Florian Haas florian at hastexo.com
Fri Jul 27 12:04:04 CEST 2012

Note: "permalinks" may not be as permanent as we would like,
direct links of old sources may well be a few messages off.


Hello,

On Fri, Jul 27, 2012 at 4:32 AM, Christian Balzer <chibi at gol.com> wrote:
>
> Hello,
>
> I'm pondering a HA iSCSI (really iSER or SRP, Infiniband backend) storage
> cluster based on DRBD and Pacemaker. So something that has been documented
> and implemented numerous times.
>
> However setting up things on one of my test clusters it became clear to me
> that this is probably not something all that rosy.
>
> Issues:
>
> 1. Which bloody iSCSI stack?

Sincere apologies on behalf of the open source community to be
offering you too much choice. :)

Really though, you get to pick and choose. IET and SCST have the
greatest longevity, STGT happens to be the only target supported on
RHEL, LIO is the current upstream default.

> The obvious choice would be LIO, being the
> official stack and certainly having the least "fend for yourself and use
> the source Luke" homepage. Alas that requires at least a 3.4 kernel (3.3
> really but that's EOL) if one wants SRP. A bit on the cutting edge, esp.
> considering stable user land distributions, Debian in my case. Also what I
> really want is iSER, being more feature rich and a real [tm] standard.

iSER is supported in STGT, which you do have available on Debian. Not
sure about the others.

> But for the sake of going with the times, I used LIO for the testbed,
> foregoing SRP and going with plain iSCSI (no Infiniband on that test
> cluster anyway ^o^)
>
> 2. House of cards.

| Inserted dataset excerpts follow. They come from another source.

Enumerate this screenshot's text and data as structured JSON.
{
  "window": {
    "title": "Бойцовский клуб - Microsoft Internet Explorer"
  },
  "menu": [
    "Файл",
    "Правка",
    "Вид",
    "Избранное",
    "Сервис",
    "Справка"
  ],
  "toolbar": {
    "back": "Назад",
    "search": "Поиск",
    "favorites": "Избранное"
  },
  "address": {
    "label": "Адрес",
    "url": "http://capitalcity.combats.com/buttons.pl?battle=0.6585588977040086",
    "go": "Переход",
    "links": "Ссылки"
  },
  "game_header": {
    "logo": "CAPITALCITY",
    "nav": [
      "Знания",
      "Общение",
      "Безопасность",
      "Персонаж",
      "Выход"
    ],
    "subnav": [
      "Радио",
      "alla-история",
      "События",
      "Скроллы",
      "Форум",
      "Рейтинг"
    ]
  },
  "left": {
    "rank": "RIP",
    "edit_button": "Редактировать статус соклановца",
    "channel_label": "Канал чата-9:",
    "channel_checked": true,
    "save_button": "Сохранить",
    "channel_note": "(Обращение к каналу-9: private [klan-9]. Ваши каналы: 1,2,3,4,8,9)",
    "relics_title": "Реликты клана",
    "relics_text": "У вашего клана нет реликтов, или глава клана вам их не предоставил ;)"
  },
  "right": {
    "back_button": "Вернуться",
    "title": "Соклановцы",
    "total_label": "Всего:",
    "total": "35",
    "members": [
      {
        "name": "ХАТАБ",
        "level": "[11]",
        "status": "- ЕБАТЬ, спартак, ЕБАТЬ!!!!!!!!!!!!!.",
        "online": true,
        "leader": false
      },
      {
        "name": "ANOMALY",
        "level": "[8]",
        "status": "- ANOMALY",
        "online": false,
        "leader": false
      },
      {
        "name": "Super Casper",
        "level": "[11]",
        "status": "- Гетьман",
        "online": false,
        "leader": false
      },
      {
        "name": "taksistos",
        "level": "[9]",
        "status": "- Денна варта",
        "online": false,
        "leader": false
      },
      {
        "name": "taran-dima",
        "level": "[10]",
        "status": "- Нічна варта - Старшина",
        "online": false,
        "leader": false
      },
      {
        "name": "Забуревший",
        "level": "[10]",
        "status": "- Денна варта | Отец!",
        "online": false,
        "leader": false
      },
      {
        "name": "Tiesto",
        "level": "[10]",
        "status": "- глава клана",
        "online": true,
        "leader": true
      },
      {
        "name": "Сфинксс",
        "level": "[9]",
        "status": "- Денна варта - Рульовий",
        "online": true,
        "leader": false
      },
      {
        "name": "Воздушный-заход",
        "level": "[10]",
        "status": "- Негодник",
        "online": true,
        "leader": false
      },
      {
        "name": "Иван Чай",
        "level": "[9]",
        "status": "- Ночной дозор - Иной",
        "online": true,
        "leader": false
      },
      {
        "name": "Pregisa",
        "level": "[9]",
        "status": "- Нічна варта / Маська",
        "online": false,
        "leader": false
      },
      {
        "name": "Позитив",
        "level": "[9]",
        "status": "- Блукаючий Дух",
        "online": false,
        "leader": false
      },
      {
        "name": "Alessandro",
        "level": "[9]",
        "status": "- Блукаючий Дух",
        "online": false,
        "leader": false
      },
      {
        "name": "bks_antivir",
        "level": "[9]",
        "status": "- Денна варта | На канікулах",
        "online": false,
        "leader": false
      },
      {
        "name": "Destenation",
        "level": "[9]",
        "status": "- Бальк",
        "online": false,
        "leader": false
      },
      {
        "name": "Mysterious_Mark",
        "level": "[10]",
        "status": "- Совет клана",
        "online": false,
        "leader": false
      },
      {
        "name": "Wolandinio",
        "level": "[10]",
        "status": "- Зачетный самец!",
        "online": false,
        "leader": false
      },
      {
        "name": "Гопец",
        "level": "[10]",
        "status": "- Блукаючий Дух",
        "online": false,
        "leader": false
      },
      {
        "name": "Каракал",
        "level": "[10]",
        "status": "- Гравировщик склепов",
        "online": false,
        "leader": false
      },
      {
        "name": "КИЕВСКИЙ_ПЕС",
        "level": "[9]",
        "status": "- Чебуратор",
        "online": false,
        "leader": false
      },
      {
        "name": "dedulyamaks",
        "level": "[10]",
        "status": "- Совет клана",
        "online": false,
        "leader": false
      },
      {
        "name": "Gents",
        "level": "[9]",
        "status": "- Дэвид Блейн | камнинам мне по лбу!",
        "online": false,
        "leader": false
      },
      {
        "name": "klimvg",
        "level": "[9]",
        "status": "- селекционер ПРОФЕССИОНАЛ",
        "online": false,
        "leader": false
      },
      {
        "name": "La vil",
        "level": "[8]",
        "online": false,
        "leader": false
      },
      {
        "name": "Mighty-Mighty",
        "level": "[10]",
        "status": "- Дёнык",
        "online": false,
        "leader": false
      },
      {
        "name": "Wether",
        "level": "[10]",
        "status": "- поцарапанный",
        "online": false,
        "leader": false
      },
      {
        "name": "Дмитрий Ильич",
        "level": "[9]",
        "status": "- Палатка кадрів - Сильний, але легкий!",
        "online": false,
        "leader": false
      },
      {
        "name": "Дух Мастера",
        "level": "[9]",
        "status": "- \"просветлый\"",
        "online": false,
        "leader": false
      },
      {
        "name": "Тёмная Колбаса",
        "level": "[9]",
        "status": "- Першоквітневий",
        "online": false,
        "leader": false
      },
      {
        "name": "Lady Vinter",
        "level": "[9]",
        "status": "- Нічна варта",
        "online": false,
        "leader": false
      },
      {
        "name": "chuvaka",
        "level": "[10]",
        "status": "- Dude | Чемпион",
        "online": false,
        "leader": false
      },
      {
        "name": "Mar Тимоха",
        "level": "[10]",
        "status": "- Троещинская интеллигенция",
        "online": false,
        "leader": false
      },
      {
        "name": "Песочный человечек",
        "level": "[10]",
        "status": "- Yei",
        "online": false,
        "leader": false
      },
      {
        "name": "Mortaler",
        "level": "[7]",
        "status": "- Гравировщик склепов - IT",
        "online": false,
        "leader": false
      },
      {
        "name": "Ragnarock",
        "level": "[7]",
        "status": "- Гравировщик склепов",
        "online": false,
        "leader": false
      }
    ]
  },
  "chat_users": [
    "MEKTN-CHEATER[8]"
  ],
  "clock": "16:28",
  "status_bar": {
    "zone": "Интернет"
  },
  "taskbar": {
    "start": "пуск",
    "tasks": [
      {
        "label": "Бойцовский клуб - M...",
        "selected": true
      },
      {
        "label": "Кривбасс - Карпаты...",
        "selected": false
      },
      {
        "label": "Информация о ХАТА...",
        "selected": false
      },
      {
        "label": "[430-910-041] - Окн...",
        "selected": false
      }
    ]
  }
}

Setting this up I ran into several issues that boil
> down to: "if anything goes wrong, wipe the slate". As in, reboot or
> manually clean up anything left behind by either LIO (LUNs/block device
> attachments from failed attempts or unclean shut down RAs) or LVM (still
> active LVs due to LIO still hogging them or Pacemaker otherwise failing
> and leaving crud behind).

Can we have slightly more useful details please, more than "leaving
crud behind"? Like logs and your configuration, perhaps?

> The Debian sid (bleeding edge) pacemaker seems
> to be either not quite up to date or nobody ever uses LIO, this warning
> every 10 seconds doesn't instill confidence either:
> ---
> Jul 27 10:52:41 borg00b iSCSILogicalUnit[27911]: WARNING: Configuration paramete
> r "scsi_id" is not supported by the iSCSI implementation and will be ignored.

Um, patches accepted?

> And before anybody asks, I followed the Linbit guide.
> I simply can not believe that a setup this fragile will survive normal
> operations like adding additional targets or LUNs, least a real incident.

Again, how about if you shared your configuration?

> Especially not with 1000 targets/LUNs/LVs.

That would make about 4000 resources in Pacemaker, not something that
I would attempt light-heartedly.

> Also reading what others found out about SRP with LIO is that it isn't as
> mature as one would wish for, example in case was the lack of support for
> disconnection. If that works both ways, it would result in lingering
> targets/LUNs and the impact described above.

Logs please?

> I am looking at about 1000 VMs connecting to that storage cluster, meaning
> 1000 targets, each with probably 2 LUNs. Doing this in pacemaker is a
> divine punishment and I can see it taking a loooong time getting these
> started/stopped (with all the problems that can entail in the pacemaker
> logic).

If we're talking 1,000 VMs and as many block devices, may I suggest
OpenStack and Ceph (RBD) for you. Have you considered those?